In 612 a. C., de Chaldeeën, een Semitisch volk dat in Babylon woonde, moe van de Assyrische overheersing, stonden samen met degenen die werden gesteund door de Meden op en herbouwden Babylon, dat door de Assyriërs was vernietigd. De Chaldeeën die in hun hoofdstad oprichtten, bouwden een rijk vergelijkbaar met de Assyriërs, maar het verschilde van de laatste door de noordelijke gebieden van de Tigris en Klein-Azië, die werden overgedragen aan de Meden.

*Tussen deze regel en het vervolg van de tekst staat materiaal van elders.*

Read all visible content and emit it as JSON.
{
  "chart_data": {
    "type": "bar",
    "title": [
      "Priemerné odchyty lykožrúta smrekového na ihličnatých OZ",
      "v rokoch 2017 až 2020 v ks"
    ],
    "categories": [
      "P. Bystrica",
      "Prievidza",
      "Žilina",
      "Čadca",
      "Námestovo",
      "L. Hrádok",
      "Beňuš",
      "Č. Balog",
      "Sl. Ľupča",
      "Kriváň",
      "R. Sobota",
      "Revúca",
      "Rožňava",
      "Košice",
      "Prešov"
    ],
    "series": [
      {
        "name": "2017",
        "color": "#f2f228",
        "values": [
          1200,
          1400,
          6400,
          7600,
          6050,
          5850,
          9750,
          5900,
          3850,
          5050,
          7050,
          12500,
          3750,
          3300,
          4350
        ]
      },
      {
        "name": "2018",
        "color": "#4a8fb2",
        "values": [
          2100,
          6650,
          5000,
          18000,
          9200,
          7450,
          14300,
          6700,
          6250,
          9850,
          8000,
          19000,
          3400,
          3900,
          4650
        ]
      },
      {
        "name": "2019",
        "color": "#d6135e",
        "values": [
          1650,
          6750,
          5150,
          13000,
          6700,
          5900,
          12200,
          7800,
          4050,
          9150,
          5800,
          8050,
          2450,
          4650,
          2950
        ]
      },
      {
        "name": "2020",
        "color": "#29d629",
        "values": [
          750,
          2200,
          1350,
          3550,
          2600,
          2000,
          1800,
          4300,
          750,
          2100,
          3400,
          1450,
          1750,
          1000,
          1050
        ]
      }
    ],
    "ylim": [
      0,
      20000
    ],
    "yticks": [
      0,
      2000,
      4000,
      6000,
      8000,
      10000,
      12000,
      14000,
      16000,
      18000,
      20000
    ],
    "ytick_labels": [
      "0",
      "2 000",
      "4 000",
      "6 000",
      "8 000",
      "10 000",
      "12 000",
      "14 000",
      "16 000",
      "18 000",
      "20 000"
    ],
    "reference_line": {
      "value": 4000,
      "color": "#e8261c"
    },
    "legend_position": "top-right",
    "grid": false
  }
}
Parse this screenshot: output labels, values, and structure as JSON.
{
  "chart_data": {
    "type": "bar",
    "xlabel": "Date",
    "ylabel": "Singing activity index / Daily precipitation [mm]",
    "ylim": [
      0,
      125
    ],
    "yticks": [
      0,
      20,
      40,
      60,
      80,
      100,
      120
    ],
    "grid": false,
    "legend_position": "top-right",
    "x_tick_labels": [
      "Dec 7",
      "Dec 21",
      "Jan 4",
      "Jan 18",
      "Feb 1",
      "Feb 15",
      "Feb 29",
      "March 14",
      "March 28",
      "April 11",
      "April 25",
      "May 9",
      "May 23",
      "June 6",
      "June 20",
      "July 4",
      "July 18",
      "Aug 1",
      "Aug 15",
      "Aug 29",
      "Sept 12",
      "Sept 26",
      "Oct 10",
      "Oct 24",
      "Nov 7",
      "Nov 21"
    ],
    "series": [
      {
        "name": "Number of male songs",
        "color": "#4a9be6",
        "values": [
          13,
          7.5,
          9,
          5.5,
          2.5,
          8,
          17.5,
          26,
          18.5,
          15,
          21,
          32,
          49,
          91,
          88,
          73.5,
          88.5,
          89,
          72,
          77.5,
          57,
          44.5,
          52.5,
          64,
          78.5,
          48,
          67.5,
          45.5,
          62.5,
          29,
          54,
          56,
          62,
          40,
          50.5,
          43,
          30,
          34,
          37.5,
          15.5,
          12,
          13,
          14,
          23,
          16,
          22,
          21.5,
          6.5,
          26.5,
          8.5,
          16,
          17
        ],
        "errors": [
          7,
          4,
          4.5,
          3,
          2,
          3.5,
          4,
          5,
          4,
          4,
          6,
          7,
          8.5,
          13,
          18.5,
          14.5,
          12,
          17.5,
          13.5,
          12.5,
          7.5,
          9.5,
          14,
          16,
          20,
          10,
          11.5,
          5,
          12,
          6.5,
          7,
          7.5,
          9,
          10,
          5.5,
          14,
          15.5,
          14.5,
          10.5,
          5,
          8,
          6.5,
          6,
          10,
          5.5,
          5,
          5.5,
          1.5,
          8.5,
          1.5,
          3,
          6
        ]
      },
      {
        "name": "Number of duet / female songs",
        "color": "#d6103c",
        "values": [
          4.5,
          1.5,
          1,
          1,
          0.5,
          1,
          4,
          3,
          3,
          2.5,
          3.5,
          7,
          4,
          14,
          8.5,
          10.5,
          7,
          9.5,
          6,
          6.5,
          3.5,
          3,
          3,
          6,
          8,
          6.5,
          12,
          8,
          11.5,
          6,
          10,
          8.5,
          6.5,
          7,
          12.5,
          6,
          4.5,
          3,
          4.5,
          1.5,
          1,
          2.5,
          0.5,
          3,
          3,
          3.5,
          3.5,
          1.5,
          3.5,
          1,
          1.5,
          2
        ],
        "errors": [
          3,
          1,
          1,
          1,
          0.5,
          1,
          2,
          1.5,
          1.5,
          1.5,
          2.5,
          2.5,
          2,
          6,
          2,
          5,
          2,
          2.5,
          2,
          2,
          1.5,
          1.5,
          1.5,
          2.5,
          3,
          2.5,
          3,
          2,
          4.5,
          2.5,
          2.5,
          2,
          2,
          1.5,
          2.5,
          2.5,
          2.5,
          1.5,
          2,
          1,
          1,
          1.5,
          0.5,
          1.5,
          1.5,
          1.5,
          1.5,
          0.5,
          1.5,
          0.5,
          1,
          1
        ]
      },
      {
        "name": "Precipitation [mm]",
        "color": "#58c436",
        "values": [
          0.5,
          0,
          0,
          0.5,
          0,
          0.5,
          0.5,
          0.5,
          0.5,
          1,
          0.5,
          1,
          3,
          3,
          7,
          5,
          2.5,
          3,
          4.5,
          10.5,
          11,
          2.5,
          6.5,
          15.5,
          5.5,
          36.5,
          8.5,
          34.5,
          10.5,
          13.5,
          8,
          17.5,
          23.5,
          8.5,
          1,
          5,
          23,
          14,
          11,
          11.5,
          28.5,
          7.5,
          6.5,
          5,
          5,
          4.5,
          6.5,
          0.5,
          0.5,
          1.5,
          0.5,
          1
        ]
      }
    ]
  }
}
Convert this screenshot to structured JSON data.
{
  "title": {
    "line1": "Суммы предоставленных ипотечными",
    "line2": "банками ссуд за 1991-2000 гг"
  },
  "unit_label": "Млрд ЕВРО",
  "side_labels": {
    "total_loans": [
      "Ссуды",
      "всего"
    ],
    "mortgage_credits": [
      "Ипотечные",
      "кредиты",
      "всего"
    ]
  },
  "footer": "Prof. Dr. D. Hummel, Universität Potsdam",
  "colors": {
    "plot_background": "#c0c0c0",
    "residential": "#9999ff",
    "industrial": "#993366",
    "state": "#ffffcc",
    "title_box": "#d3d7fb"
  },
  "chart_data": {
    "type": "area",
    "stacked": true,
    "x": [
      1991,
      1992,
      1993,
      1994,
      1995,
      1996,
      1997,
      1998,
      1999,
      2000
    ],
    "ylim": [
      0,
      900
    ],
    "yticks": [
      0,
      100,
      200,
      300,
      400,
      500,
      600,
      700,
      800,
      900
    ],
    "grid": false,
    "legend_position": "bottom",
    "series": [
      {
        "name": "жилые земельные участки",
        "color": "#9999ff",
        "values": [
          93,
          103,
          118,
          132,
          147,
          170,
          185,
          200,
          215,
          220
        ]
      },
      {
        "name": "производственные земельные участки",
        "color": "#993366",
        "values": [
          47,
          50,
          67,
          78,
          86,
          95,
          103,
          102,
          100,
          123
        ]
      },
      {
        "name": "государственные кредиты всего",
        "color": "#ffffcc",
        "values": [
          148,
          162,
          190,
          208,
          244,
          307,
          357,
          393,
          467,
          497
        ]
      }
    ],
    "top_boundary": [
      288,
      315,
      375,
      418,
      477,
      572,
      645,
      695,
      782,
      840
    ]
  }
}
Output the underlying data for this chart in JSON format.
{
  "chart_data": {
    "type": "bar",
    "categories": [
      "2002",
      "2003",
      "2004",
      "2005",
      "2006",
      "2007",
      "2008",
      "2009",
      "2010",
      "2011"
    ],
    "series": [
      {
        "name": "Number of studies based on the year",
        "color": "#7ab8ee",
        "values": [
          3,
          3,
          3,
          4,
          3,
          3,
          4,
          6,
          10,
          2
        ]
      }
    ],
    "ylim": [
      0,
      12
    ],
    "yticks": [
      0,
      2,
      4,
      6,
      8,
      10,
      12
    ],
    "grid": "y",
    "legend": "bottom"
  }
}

Het Nieuw-Babylonische rijk werd in 625 voor Christus gesticht door Nabopolassar. C., die ook de eerste koning was, in de loop van zijn regering begon zijn zoon Nebukadnezar op te vallen, terwijl hij het bevel voerde over de milities. Hij behaalde een klinkende overwinning in Karkemish, tijdens zijn campagne naar Egypte, keerde hij terug naar Babylon, waar hij uiteindelijk koning zou worden, nadat zijn vader stierf in 604 voor Christus. C., het beheer uit te breiden de grenzen van dit rijk van de Eufraat -vallei naar Egypte.
Dit volk werd gekenmerkt door het type krijger en veroveraar, net als hun voorgangers, maar ze bereikten niet het niveau van wreedheid van de Assyriërs. Evenzo deporteerden ze de kolonisten die de veroverde gebieden bewoonden, met als doel opstanden te vermijden, maar in tegenstelling tot de Assyriërs konden de ballingen bij elkaar blijven en de culturele identiteit van deze volkeren behouden. Koning Nebukadnezar II gaf Babylon een onvoorstelbaar belang. Enkele van de meest iconische en belangrijke elementen zijn de hangende tuinen van Babylon, die op de lijst van de zeven wereldwonderen staan.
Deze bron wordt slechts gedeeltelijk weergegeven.